Cleaning mom’s flooded basement is not “caring for” mom under the FMLA, according to a Michigan federal district court. Because the three days of flood cleaning were not excused by the FMLA, the employer did not violate the FMLA by terminating plaintiff’s employment under its  absence policy, according to the court.

In Lane v. Pontiac Osteopathic Hospital, the plaintiff, who lived with his mother, had submitted an FMLA certification stating that his mother had diabetes, high blood pressure, weight loss and arthritis, and that he would need intermittent leave to provide her food and transport her to doctors’ appointments.  The company approved his leave request.
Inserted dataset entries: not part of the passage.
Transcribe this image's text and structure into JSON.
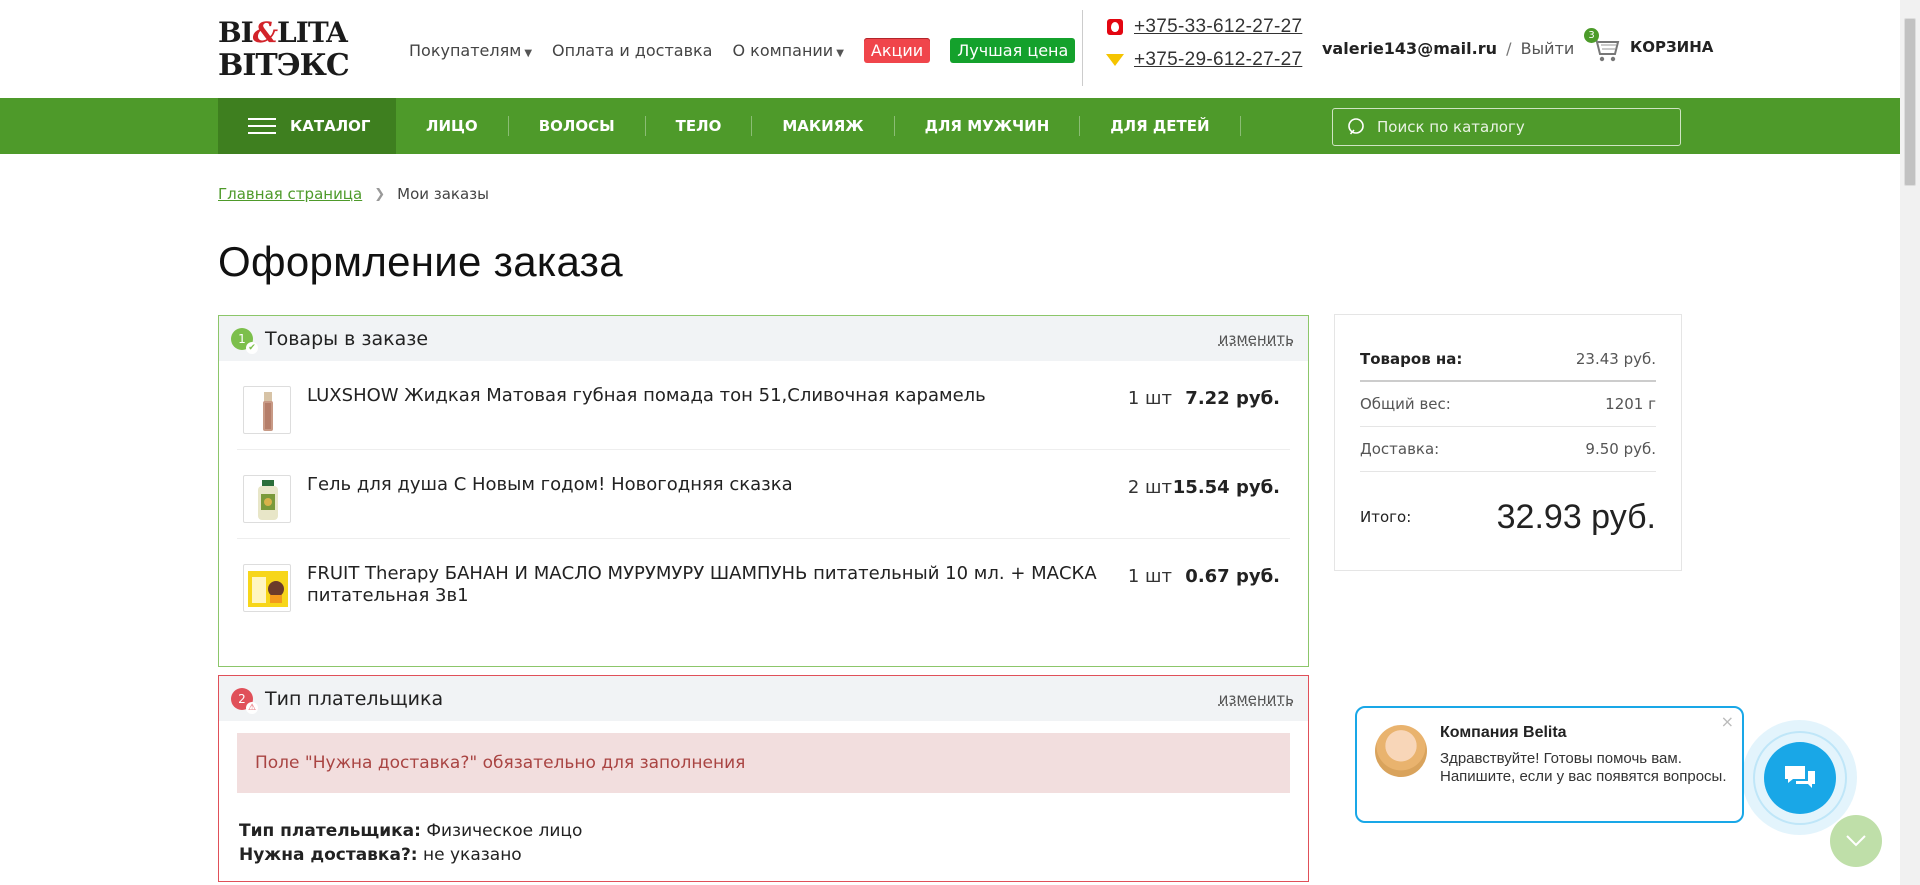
{
  "logo": {
    "line1": "BI",
    "amp": "&",
    "line1b": "LITA",
    "line2": "ВIТЭКС"
  },
  "topnav": {
    "buyers": "Покупателям",
    "payment": "Оплата и доставка",
    "about": "О компании",
    "sale": "Акции",
    "best_price": "Лучшая цена"
  },
  "phones": [
    "+375-33-612-27-27",
    "+375-29-612-27-27"
  ],
  "user": {
    "email": "valerie143@mail.ru",
    "separator": "/",
    "logout": "Выйти"
  },
  "cart": {
    "count": "3",
    "label": "КОРЗИНА"
  },
  "greennav": {
    "catalog": "КАТАЛОГ",
    "items": [
      "ЛИЦО",
      "ВОЛОСЫ",
      "ТЕЛО",
      "МАКИЯЖ",
      "ДЛЯ МУЖЧИН",
      "ДЛЯ ДЕТЕЙ"
    ],
    "search_placeholder": "Поиск по каталогу"
  },
  "breadcrumb": {
    "home": "Главная страница",
    "current": "Мои заказы"
  },
  "page_title": "Оформление заказа",
  "goods_block": {
    "step": "1",
    "title": "Товары в заказе",
    "change": "изменить",
    "items": [
      {
        "name": "LUXSHOW Жидкая Матовая губная помада тон 51,Сливочная карамель",
        "qty": "1 шт",
        "price": "7.22 руб."
      },
      {
        "name": "Гель для душа С Новым годом! Новогодняя сказка",
        "qty": "2 шт",
        "price": "15.54 руб."
      },
      {
        "name": "FRUIT Therapy БАНАН И МАСЛО МУРУМУРУ ШАМПУНЬ питательный 10 мл. + МАСКА питательная 3в1",
        "qty": "1 шт",
        "price": "0.67 руб."
      }
    ]
  },
  "payer_block": {
    "step": "2",
    "title": "Тип плательщика",
    "change": "изменить",
    "error": "Поле \"Нужна доставка?\" обязательно для заполнения",
    "payer_label": "Тип плательщика:",
    "payer_value": "Физическое лицо",
    "delivery_label": "Нужна доставка?:",
    "delivery_value": "не указано"
  },
  "summary": {
    "goods_label": "Товаров на:",
    "goods_value": "23.43 руб.",
    "weight_label": "Общий вес:",
    "weight_value": "1201 г",
    "delivery_label": "Доставка:",
    "delivery_value": "9.50 руб.",
    "total_label": "Итого:",
    "total_value": "32.93 руб."
  },
  "chat": {
    "name": "Компания Belita",
    "message": "Здравствуйте! Готовы помочь вам. Напишите, если у вас появятся вопросы.",
    "close": "×"
  },
  "colors": {
    "green": "#4e9a2a",
    "dark_green": "#3e7f1f",
    "error_red": "#e05059",
    "chat_blue": "#19a7e7"
  }
}
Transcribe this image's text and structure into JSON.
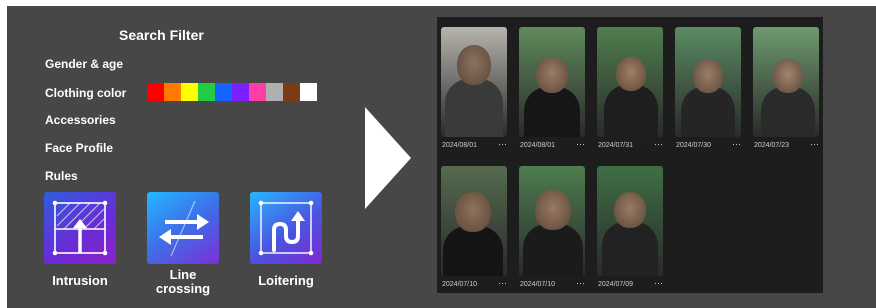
{
  "filter": {
    "title": "Search Filter",
    "rows": {
      "gender_age": "Gender & age",
      "clothing_color": "Clothing color",
      "accessories": "Accessories",
      "face_profile": "Face Profile",
      "rules": "Rules"
    },
    "colors": [
      "#ff0000",
      "#ff7a00",
      "#ffff00",
      "#22cc44",
      "#1464ff",
      "#7a1fff",
      "#ff3ea5",
      "#b0b0b0",
      "#7a3d13",
      "#ffffff"
    ],
    "rules": [
      {
        "label": "Intrusion",
        "icon": "intrusion-icon"
      },
      {
        "label_line1": "Line",
        "label_line2": "crossing",
        "icon": "line-crossing-icon"
      },
      {
        "label": "Loitering",
        "icon": "loitering-icon"
      }
    ]
  },
  "results": {
    "thumbnails": [
      {
        "date": "2024/08/01",
        "more": "···"
      },
      {
        "date": "2024/08/01",
        "more": "···"
      },
      {
        "date": "2024/07/31",
        "more": "···"
      },
      {
        "date": "2024/07/30",
        "more": "···"
      },
      {
        "date": "2024/07/23",
        "more": "···"
      },
      {
        "date": "2024/07/10",
        "more": "···"
      },
      {
        "date": "2024/07/10",
        "more": "···"
      },
      {
        "date": "2024/07/09",
        "more": "···"
      }
    ]
  }
}
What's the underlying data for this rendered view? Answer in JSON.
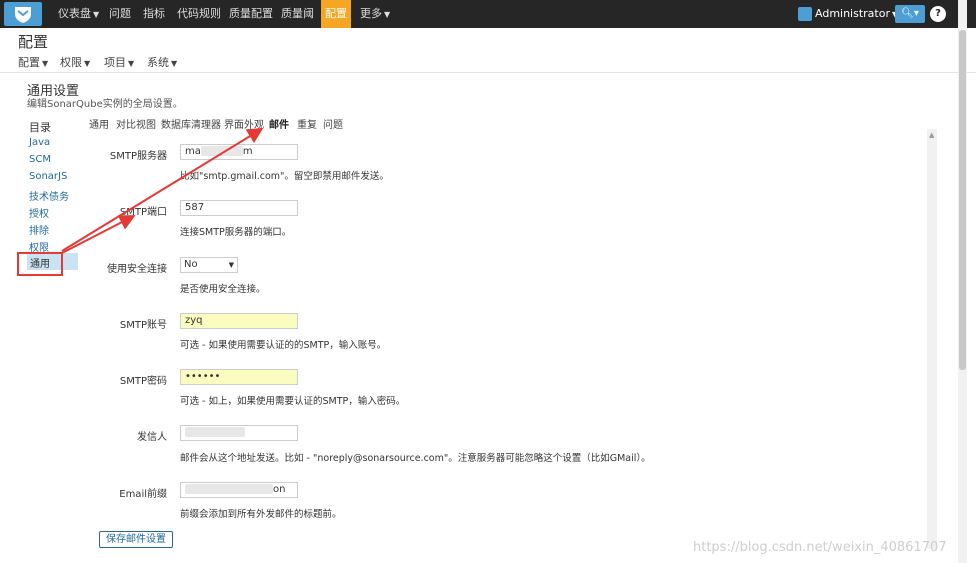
{
  "topbar": {
    "nav": [
      "仪表盘",
      "问题",
      "指标",
      "代码规则",
      "质量配置",
      "质量阈",
      "配置",
      "更多"
    ],
    "user": "Administrator"
  },
  "page": {
    "title": "配置",
    "subnav": [
      "配置",
      "权限",
      "项目",
      "系统"
    ]
  },
  "section": {
    "title": "通用设置",
    "description": "编辑SonarQube实例的全局设置。"
  },
  "categories": {
    "header": "目录",
    "items": [
      "Java",
      "SCM",
      "SonarJS",
      "技术债务",
      "授权",
      "排除",
      "权限"
    ],
    "active": "通用"
  },
  "tabs": [
    "通用",
    "对比视图",
    "数据库清理器",
    "界面外观",
    "邮件",
    "重复",
    "问题"
  ],
  "form": {
    "smtp_host": {
      "label": "SMTP服务器",
      "value_start": "ma",
      "value_end": "m",
      "help": "比如\"smtp.gmail.com\"。留空即禁用邮件发送。"
    },
    "smtp_port": {
      "label": "SMTP端口",
      "value": "587",
      "help": "连接SMTP服务器的端口。"
    },
    "secure": {
      "label": "使用安全连接",
      "value": "No",
      "help": "是否使用安全连接。"
    },
    "smtp_user": {
      "label": "SMTP账号",
      "value": "zyq",
      "help": "可选 - 如果使用需要认证的的SMTP，输入账号。"
    },
    "smtp_password": {
      "label": "SMTP密码",
      "value": "••••••",
      "help": "可选 - 如上，如果使用需要认证的SMTP，输入密码。"
    },
    "from": {
      "label": "发信人",
      "help": "邮件会从这个地址发送。比如 - \"noreply@sonarsource.com\"。注意服务器可能忽略这个设置（比如GMail）。"
    },
    "prefix": {
      "label": "Email前缀",
      "value_end": "on",
      "help": "前缀会添加到所有外发邮件的标题前。"
    },
    "save": "保存邮件设置"
  },
  "watermark": "https://blog.csdn.net/weixin_40861707",
  "colors": {
    "topbar": "#262626",
    "active_nav": "#f5a623",
    "link": "#236a97",
    "highlight": "#e53935"
  }
}
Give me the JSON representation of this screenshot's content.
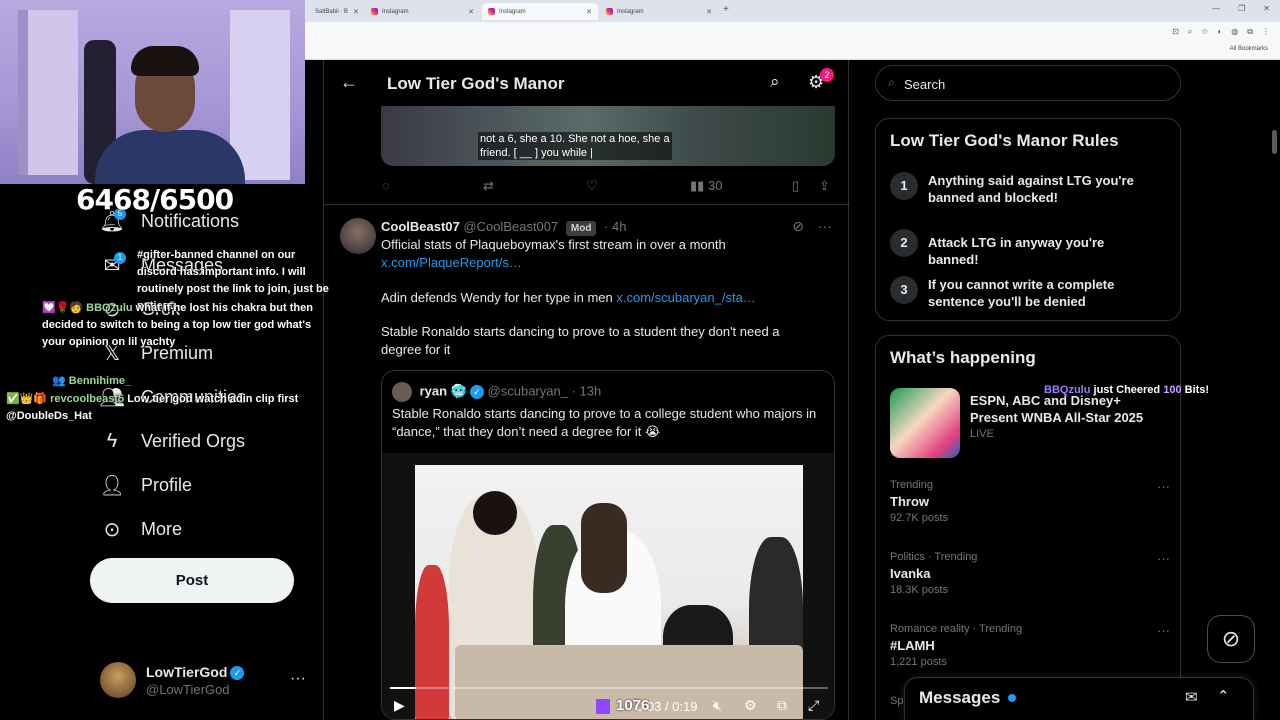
{
  "browser": {
    "tabs": [
      {
        "title": "SaltBabii · B",
        "active": false
      },
      {
        "title": "Instagram",
        "active": false
      },
      {
        "title": "Instagram",
        "active": true
      },
      {
        "title": "Instagram",
        "active": false
      }
    ],
    "all_bookmarks": "All Bookmarks"
  },
  "stream": {
    "score": "6468/6500",
    "viewers": "1076"
  },
  "nav": {
    "notifications": "Notifications",
    "notifications_badge": "5",
    "messages": "Messages",
    "messages_badge": "1",
    "grok": "Grok",
    "premium": "Premium",
    "communities": "Communities",
    "verified_orgs": "Verified Orgs",
    "profile": "Profile",
    "more": "More",
    "post": "Post",
    "account_name": "LowTierGod",
    "account_handle": "@LowTierGod"
  },
  "chat": [
    {
      "user": "",
      "text": "#gifter-banned channel on our discord has important info. I will routinely post the link to join, just be patient."
    },
    {
      "user": "BBQzulu",
      "text": "what if he lost his chakra but then decided to switch to being a top low tier god what's your opinion on lil yachty"
    },
    {
      "user": "Bennihime_",
      "text": ""
    },
    {
      "user": "revcoolbeast5",
      "text": "Low tier god watch adin clip first @DoubleDs_Hat"
    }
  ],
  "header": {
    "title": "Low Tier God's Manor",
    "settings_badge": "2"
  },
  "prev_post": {
    "caption_line1": "not a 6, she a 10. She not a hoe, she a",
    "caption_line2": "friend. [ __ ] you while |",
    "views": "30"
  },
  "post": {
    "name": "CoolBeast07",
    "handle": "@CoolBeast007",
    "badge": "Mod",
    "time": "4h",
    "p1": "Official stats of Plaqueboymax's first stream in over a month",
    "p1_link": "x.com/PlaqueReport/s…",
    "p2": "Adin defends Wendy for her type in men",
    "p2_link": "x.com/scubaryan_/sta…",
    "p3": "Stable Ronaldo starts dancing to prove to a student they don't need a degree for it"
  },
  "quote": {
    "name": "ryan",
    "handle": "@scubaryan_",
    "time": "13h",
    "text": "Stable Ronaldo starts dancing to prove to a college student who majors in “dance,” that they don’t need a degree for it 😭",
    "video_time": "0:03 / 0:19",
    "progress": 0.06
  },
  "right": {
    "search_placeholder": "Search",
    "rules_title": "Low Tier God's Manor Rules",
    "rules": [
      {
        "num": "1",
        "text": "Anything said against LTG you're banned and blocked!"
      },
      {
        "num": "2",
        "text": "Attack LTG in anyway you're banned!"
      },
      {
        "num": "3",
        "text": "If you cannot write a complete sentence you'll be denied"
      }
    ],
    "happening_title": "What’s happening",
    "happening_item": "ESPN, ABC and Disney+ Present WNBA All-Star 2025",
    "happening_live": "LIVE",
    "trends": [
      {
        "cat": "Trending",
        "name": "Throw",
        "count": "92.7K posts"
      },
      {
        "cat": "Politics · Trending",
        "name": "Ivanka",
        "count": "18.3K posts"
      },
      {
        "cat": "Romance reality · Trending",
        "name": "#LAMH",
        "count": "1,221 posts"
      }
    ],
    "trend_partial": "Spo",
    "cheer_user": "BBQzulu",
    "cheer_text": "just Cheered",
    "cheer_bits": "100",
    "cheer_suffix": "Bits!",
    "messages": "Messages"
  }
}
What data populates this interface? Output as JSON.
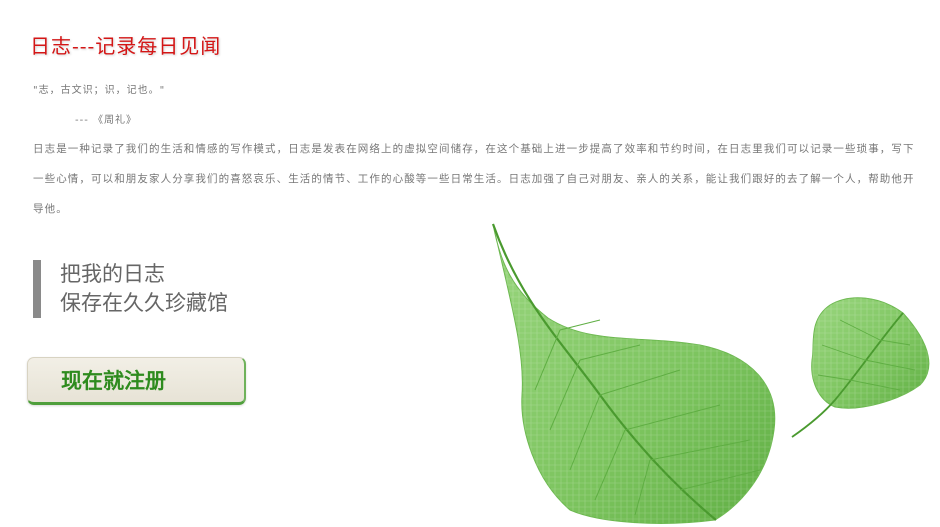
{
  "header": {
    "title": "日志---记录每日见闻"
  },
  "intro": {
    "quote": "\"志，古文识；识，记也。\"",
    "source": "---  《周礼》",
    "paragraph": "日志是一种记录了我们的生活和情感的写作模式，日志是发表在网络上的虚拟空间储存，在这个基础上进一步提高了效率和节约时间，在日志里我们可以记录一些琐事，写下一些心情，可以和朋友家人分享我们的喜怒哀乐、生活的情节、工作的心酸等一些日常生活。日志加强了自己对朋友、亲人的关系，能让我们跟好的去了解一个人，帮助他开导他。"
  },
  "slogan": {
    "line1": "把我的日志",
    "line2": "保存在久久珍藏馆"
  },
  "cta": {
    "register_label": "现在就注册"
  },
  "colors": {
    "title": "#d41616",
    "body_text": "#777777",
    "slogan_bar": "#8a8a8a",
    "button_text": "#2e8b1e",
    "leaf": "#7cc45e"
  },
  "icons": [
    "large-leaf-icon",
    "small-leaf-icon"
  ]
}
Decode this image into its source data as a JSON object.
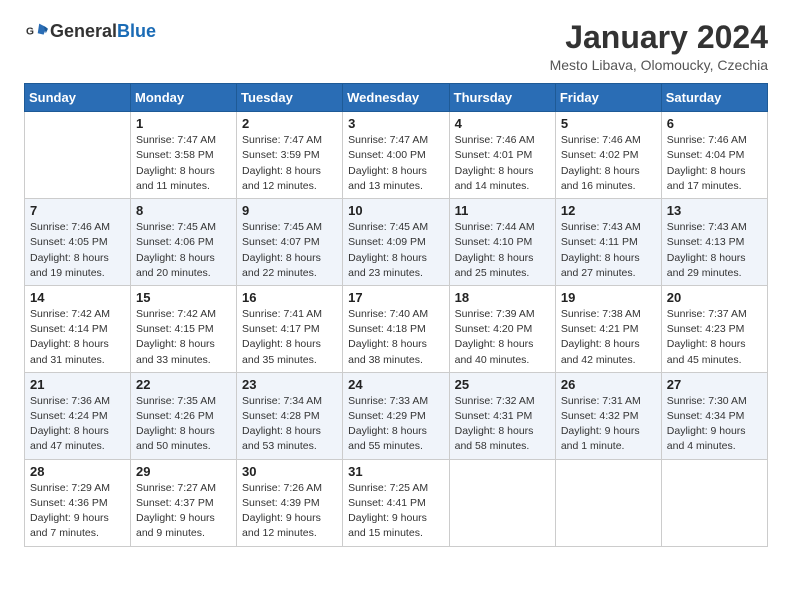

During the period covered by the certification, the company discharged the plaintiff under its absence policy. The plaintiff claimed the three flood cleaning days should be excused because his mother had hepatitis and the stagnant water was a “breeding ground” for the disease.

The court rejected the plaintiff’s argument, noting that flood cleaning was not encompassed by his FMLA paperwork, that he had not established that the basement had to be “immediately cleaned for her basic medical, hygienic or safety needs and that he had to do it because she could not,” and that he did not establish that his mother’s hepatitis was in danger of being aggravated if he did not clean the basement immediately.      

This decision indicates that the definition of “caring for” under the FMLA is not unlimited, though many courts have interpreted the phrase so broadly that employers often do not even explore the “caring” activities, let alone challenge them. Of particular interest is that the court seems to suggest that the potential harm to the family member if the care is not provided immediately, and whether the family member can do the “caring” activity his/her self are factors to consider in evaluating whether a particular “caring” is protected by the FMLA.